Date registered: Mar 2005
Vehicle: '01-E320 & 02-ST2
Location: John 15:18-19
Mentioned: 0 Post(s)
Quoted: 35 Post(s)
What the fish is up with Australia?
First France, now Australia...
I do like this guy's viewpoint, though.
Tell gangs you're an Aussie: Iemma
By Jonathan Porter
December 15, 2005
NSW Premier Morris Iemma has called on people not to renounce their Australian identity in the face of intimidation by Lebanese gangs - even if it means being bashed.
His advice came after victims of rioting in Sydney told how they were asked if they were Australian before being attacked by large groups of Middle Eastern men.
Mr Iemma said that if approached, people should say: "I'm Australian and this is Australia and this is a country that is here to be shared by all.
"(We are) Australian and proud of it and they're not going to - with baseball bats or with those kind of questions - change the response they get."
He said if he were approached by such a gang he would say he was "proudly Australian", even if it meant being attacked.
Mr Iemma also warned troublemakers that a 500-strong anti-riot squad would be in place over summer to deal with the violence.
"These people have effectively declared war on our society and the values that we hold dear to our hearts, and their behaviour will not be tolerated," he said. "Force will be met with force."
His comments came after NSW Opposition Leader Peter Debnam said tough new police powers to be rubber-stamped with Coalition support today did "not go far enough".
Trumpeting his new laws, Mr Iemma on Tuesday said that rioters' cars would be confiscated.
But Mr Debnam said he had been told at a private briefing with government officials that instead of being confiscated, cars would be impounded only for seven days. "Seven days is an inconvenience, not a punishment. The cars should be sold," Mr Debnam told The Australian.
But he said the Coalition would support the laws. "It's very important that both sides of parliament get this legislation through."
NSW Police Minister Carl Scully said the police presence would be increased this weekend, as SMS messages encouraging more violence circulated last night. Mr Scully also said police would be able to confiscate mobile phones.
"These characters are using their cars and mobile phones to conduct convoys with intent and they are getting a very strong message," he said.
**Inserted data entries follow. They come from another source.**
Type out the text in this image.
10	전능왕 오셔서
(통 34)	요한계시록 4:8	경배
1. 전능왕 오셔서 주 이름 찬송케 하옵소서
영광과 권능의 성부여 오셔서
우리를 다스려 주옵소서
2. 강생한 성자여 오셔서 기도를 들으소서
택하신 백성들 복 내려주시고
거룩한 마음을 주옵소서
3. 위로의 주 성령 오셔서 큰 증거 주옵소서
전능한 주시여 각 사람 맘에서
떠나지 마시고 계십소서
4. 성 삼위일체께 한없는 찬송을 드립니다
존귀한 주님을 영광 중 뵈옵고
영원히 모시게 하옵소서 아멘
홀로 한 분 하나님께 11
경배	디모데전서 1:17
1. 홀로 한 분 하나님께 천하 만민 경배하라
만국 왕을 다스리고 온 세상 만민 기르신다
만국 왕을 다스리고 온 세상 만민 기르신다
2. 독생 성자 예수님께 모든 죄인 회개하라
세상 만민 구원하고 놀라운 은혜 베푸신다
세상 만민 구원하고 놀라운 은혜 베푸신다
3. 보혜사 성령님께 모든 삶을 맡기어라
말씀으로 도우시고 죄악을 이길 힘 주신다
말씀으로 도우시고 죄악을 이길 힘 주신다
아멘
"They love their cars and their phones and they're going to have them taken off them."
Deputy Police Commissioner Andrew Scipione said text messages urging violence were "a form of terrorism". But he said whole SMS networks could not be shut down, as they were used by emergency services.
"We are heading into the bushfire season as well. It's not a simple matter," Mr Scipione said.
The police response to the riots came under the spotlight last night when it emerged that officers were ordered to stay away from a gathering of Lebanese men in Sydney's west on Monday.
The Seven Network said a police incident report instructed officers to stay clear of Punchbowl Park, from where gangs later travelled to the riot hotspot of Cronulla.
Superintendent John Richardson denied the allegations.
"We received information that cars had started to gather at Punchbowl Park. A car crew was sent and reported back that there were 10 cars and approximately 40 men there," he said. "There were no offences being committed and the car crew was ordered to withdraw and observe from afar. There was no trouble and sending police in would only cause trouble."